Football Data Visualization

Guwahati • 2013

Introduction

This project focuses on visualizing the data of over 20,000 football players from around the world. Only the international career data is used in the project. Club football data is not used. Largely because it is very difficult to find data. Also, different leagues have different standards, so they can't be compared directly (for example, La Liga is obviously more competitive that say, Danish Superliga)

The script I wrote to scrape the data from Wikipedia can be found here I used Node.js for the script. I am planning to write a detailed blog post on the entire 'scraping' part of the project in near future.

The full dataset can be found here The data is in CSV format. You are free to use it for any purposes.

Getting Football data is more difficult than you think. Unlike Basketball and American Football, data on Soccer is more sparse. Sure there are wonderful repositories of open-source data, like football.db but for the purpose of the project, I needed the birth locations of each and every player.

For this, it was necessary to scrape the data on my own. I used Node.js for scraping. ExpressJS, Request and Cheerio frameworks were used. The source code which was used for scraping can be found here

ScatterPlot Visualization

However, the GeoData file and the dataset didn't match (GeoData file was of 2001 census while the dataset was based on 2013 data) Additional districts had been created during the time and many local boundaries were redrawn.

South America

Below is the Geo Scatterplot of the birth places of South American players. The size of the bubble corresponds to the appearances made by the players.

  • BLN   Forward players are colored red

  • BLN   Midfielders are colored green

  • BLN   Defenders are colored yellow

  • BLN   Goalkeepers are colored blue

Forward Players

Midfield Players

Defense Players

Goalkeepers

European Geo-ScatterPlot

Geo Scatter plot of the continent where football player was born. Each dot represents the birth location of the player. The size of the bubbles are proportional to their appearances.

Since the dataset is quite large, the visualization script for Europe is slow (somewhat!) Also, another point to be noted is that the map of Turkey isn't shown here. This leads to weird situation where all the players of Turkey appear to be born in sea. Will be fixing it soon when I find a better European Union GeoJSON map.

As you can see, most of the football players are concentrated in the central European regions. There is stark regionalized difference in the distribution of Football players in many countries like France/Scandalavian countries.

Europe has had a very colourful history over the past decades. The territorial boundaries have changed a lot since World War 1. Hence, the distribution of Football players is not uniform.

Although, the boundaries shown are correct as they stand today, there are couple of other points to be noted:

  1. West German Football team has not been included in the plot. There were only 26 West German players for the entire Cold War period compared to 161 East German players
  2. I've included Soviet Union too, along with its present day successor states. This was because there was a large discontinuity in dataset otherwise.
  3. The map of Turkey has not been included in this map.

Geo-torque map over the years

Birthplaces of Football players over the years. The data from the year 1871 was available, when the game was first played in England. Since then, it has propogated to nearly all the corners of the world.

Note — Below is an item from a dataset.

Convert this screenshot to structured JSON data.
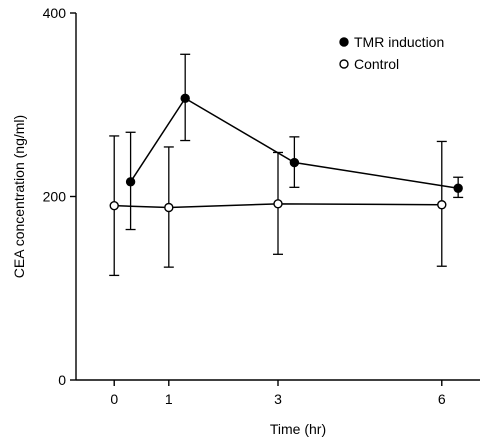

These timelapses roughly depict the propogation of the game of Football over the last century. Europe and South America are the continents where the game became popular first, and then it is slowly adopted by Asian and African countries.

Below is the Geo-torque map for European continent. Press 'Run' to play the visualization:

1871

1871

Overseas Players

Since I had the birthplace coordinates of each and every players, I could chart out the world map and plot the birth coordinates of a players of a particular country and find out who / how many players were born overseas. Once again, the size of the bubbles is kept proportional to the Appearances to give it a weighted emphasis.

Below is the birthplace scatterplot of international players who have played for any of the South America's football teams. In total of 16 South American football players were born ovreseas. There was no particular pattern for the results.

In contrast to South American international players, European players have been born in a lot of overseas locations. It is evident from the map plotted below. Total of 62 European football players were born overseas.

A large number of players were born in erstwhile South American and African colonies of imperialist countries. Spain, Portugal and France lead the numbers with 17, 11 and 19 players born overseas respectively.

The full dataset which was scraped for this project can be found here The data is in CSV format. You are free to use it for any purposes.

For visualization purposes, a JavaScript visualization library: d3.js has been used. I will document and upload the JS code once the project is completed.